The big push after that kind of surgery is to wake up and GET up. Walking around happens very quickly, and wards off a host of problems, and I knew going in that I would be asked to get up. I remember sitting up, being surprised at the lack of any pain, and walking the halls, but it was all very dreamy. It was much later that evening before I was really aware of much of anything. Nurses seemed to glide in and out, taking my temperature, taking blood, measuring, monitoring . . .
The next day, the halls were busy with walking patients and visiting families. I didn't feel quite as strong as I had the previous day, but I managed to get up a few times, each time with a wash of nausea that wouldn't go away. The nurses brought drinks, tempted me with popsicles, but nothing appealed. As the afternoon progressed into the evening, that initial nausea worsened, and things started to deteriorate pretty quickly.
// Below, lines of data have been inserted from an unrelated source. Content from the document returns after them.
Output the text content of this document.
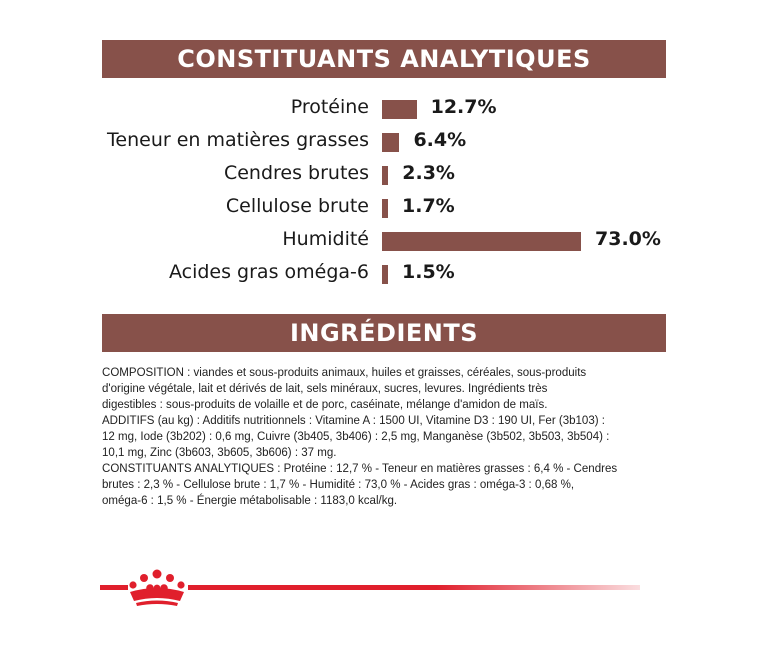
CONSTITUANTS ANALYTIQUES
Protéine	12.7%
Teneur en matières grasses 6.4%
Cendres brutes 2.3%
Cellulose brute 1.7%
Humidité	73.0%
Acides gras oméga-6 1.5%
INGRÉDIENTS

COMPOSITION : viandes et sous-produits animaux, huiles et graisses, céréales, sous-produits

d'origine végétale, lait et dérivés de lait, sels minéraux, sucres, levures. Ingrédients très

digestibles : sous-produits de volaille et de porc, caséinate, mélange d'amidon de maïs.

ADDITIFS (au kg) : Additifs nutritionnels : Vitamine A : 1500 UI, Vitamine D3 : 190 UI, Fer (3b103) :

12 mg, Iode (3b202) : 0,6 mg, Cuivre (3b405, 3b406) : 2,5 mg, Manganèse (3b502, 3b503, 3b504) :

10,1 mg, Zinc (3b603, 3b605, 3b606) : 37 mg.

CONSTITUANTS ANALYTIQUES : Protéine : 12,7 % - Teneur en matières grasses : 6,4 % - Cendres

brutes : 2,3 % - Cellulose brute : 1,7 % - Humidité : 73,0 % - Acides gras : oméga-3 : 0,68 %,

oméga-6 : 1,5 % - Énergie métabolisable : 1183,0 kcal/kg.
I vaguely remember being in the bathroom, and holding a large basin in front of my face, while sitting gingerly on the toilet.
Blood was pouring out of both ends.
I will say this: Throwing up (what appeared to me to be) a gallon of blood is shocking, but I felt SO MUCH better afterward. The relief was soon overtaken by the faint notion in my head that something probably wasn't right, and that was confirmed by the flurry of nurses that came in and out to see me and my predicament.
Let me say this . . . my surgeon was wonderful. He was there. He was there when things were going well, and he was there when things WEREN'T going well. He took the time to explain to me that in my particular case, I had bled profusely during the procedure, that basically everything that was touched bled. Certainly a bad side effect of my diabetes, but also a side effect of being a fair skinned person, evidently. Even though things weren't going as well as expected, I never felt that I was in real danger.
The blood transfusions began that day, and I had 4 in all. Amazing how much better you feel after that.
Once that issue was resolved, I started to make gains. I could walk the halls. I could eat popsicles and take my medication. I could shower.
I could come home.
I've been home for 4 days now, and I've felt good each day. I'm following the doctor's instructions to the letter, and watching the scale with slack-jawed amazement (from my intial visit with the doc to today, 24 lbs are off my frame.)
Even though we had a few rough spots, I'm still glad I did it.